Just as an addendum: I've lived in this area most of my ~5 decades, and it sort of straddles rural/agricultural and suburban. I've seen a huge changeover of farmlands to the same old sorry-assed shit: cookie-cutter housing developments, the sad refrain of Olive Garden-Target-etc. shopping, an absurd redundancy of storage facilities (because Lord knows we need all this CRAP stored in some rental place), and on and on. Grasslands converted to asphalt and cement, forests cleared, etc.
And then people wonder why we have uncontrollable flooding more frequently than we ever did before, why summers seem hotter and more smoggy and winters seem more brittle cold.
Tell you what, convert some of those "bastions of civilization" back to "non-environmentally friendly" pasture lands for beef farmers, and you will see environmental mitigation. Flood waters spongued up in fields, rather than running off parking lots. The comfortable feeling you get with lots of trees around, as opposed to the exposed feeling of being an ant on a sidewalk. Biodiversity and permaculture > monoculture and mindless development and idiots who write wonky stuff for Slate that they don't really understand.

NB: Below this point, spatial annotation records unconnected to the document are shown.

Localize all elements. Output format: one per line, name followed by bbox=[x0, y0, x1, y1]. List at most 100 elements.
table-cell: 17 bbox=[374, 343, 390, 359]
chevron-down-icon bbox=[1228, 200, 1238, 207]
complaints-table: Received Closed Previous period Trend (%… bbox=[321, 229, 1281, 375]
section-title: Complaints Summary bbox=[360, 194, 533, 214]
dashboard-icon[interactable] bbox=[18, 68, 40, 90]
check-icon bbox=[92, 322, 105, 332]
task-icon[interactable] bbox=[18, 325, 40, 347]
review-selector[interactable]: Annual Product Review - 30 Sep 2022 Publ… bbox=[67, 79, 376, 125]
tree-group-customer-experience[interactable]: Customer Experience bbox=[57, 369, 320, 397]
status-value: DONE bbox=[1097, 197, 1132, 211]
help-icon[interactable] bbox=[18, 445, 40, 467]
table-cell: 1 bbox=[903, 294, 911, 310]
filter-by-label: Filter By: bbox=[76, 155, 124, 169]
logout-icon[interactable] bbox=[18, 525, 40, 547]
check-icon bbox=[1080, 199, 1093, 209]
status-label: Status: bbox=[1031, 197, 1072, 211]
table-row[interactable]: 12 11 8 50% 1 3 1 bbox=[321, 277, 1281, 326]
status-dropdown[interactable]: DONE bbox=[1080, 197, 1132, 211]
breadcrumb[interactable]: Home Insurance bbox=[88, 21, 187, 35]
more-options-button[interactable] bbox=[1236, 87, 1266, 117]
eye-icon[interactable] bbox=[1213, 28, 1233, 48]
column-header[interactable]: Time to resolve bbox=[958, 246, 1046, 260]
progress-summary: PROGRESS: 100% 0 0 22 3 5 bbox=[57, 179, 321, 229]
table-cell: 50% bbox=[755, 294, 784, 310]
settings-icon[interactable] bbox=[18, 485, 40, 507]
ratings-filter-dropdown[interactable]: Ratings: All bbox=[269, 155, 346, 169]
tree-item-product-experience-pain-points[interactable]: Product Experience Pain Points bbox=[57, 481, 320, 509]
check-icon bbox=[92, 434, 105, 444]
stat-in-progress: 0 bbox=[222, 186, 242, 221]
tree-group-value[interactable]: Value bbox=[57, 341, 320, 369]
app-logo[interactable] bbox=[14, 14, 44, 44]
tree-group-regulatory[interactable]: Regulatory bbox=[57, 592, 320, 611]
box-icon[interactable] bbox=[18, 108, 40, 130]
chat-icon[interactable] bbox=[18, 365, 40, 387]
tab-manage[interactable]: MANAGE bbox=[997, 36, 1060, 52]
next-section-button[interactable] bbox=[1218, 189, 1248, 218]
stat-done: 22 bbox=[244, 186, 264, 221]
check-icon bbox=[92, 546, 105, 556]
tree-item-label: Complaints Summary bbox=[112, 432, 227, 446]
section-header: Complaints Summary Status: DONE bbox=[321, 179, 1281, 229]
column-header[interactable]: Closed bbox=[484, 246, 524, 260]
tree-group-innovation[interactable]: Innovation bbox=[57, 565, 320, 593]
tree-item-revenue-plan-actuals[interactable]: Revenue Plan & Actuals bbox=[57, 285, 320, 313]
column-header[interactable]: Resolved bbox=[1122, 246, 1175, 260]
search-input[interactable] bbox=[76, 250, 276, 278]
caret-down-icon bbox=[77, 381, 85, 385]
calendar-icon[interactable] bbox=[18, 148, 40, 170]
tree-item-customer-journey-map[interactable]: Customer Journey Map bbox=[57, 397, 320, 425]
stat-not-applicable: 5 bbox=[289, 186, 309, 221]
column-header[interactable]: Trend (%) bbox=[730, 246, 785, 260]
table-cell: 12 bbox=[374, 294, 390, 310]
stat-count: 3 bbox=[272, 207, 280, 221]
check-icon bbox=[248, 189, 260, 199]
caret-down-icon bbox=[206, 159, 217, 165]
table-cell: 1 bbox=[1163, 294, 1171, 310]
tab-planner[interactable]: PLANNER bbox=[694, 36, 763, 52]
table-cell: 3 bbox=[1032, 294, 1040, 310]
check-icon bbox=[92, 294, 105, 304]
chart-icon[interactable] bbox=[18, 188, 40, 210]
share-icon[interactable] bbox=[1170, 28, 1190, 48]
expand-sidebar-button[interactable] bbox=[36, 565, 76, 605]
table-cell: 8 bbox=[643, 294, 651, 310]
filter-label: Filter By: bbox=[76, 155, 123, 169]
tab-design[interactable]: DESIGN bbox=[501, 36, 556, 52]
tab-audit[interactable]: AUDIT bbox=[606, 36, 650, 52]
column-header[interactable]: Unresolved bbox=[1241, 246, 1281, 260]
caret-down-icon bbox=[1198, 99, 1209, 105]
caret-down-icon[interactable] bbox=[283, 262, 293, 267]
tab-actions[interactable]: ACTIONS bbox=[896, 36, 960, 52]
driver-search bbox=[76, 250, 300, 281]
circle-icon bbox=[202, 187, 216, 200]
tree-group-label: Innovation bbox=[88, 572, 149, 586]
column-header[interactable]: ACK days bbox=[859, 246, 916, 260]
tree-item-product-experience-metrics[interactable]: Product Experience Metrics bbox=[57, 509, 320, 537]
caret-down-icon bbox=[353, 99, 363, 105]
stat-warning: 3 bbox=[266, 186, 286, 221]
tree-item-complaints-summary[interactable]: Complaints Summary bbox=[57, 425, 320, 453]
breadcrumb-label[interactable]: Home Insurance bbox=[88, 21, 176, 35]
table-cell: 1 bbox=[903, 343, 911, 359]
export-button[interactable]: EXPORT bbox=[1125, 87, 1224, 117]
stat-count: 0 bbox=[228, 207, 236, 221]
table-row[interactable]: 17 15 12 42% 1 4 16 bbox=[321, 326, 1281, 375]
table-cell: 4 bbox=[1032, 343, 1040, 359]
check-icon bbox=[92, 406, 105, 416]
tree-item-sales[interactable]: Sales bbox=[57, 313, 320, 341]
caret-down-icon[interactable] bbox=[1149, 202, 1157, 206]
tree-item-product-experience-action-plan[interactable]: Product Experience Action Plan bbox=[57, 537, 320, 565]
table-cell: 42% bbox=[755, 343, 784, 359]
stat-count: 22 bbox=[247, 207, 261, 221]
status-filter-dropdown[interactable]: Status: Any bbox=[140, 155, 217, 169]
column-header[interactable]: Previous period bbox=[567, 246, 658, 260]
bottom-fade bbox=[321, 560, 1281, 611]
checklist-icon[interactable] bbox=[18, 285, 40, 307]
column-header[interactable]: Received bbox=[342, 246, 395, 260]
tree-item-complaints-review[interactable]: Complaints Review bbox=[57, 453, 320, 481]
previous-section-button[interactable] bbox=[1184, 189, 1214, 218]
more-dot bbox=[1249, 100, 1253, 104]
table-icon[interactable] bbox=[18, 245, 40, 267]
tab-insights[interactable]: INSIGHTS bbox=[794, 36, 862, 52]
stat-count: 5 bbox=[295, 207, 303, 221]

Thanks, @Finnegan's Wake! I actually didn't read it....but you summed it up nicely, especially the parts that are totally out of line. The only reason I found the article is because Allan Savory's talk and other research I have done on the topic excited me SO much that I've done a few projects for school on it, and it popped up during my research. I wanted to keep it in mine and get other's thoughts on it, just in case I had to argue for it against a professor or classmate. But really, working with nature makes so much sense. Who would deny that? Mr. McWilliams Slate I suppose. LOVE the quote from the 'grass farmer'. So true.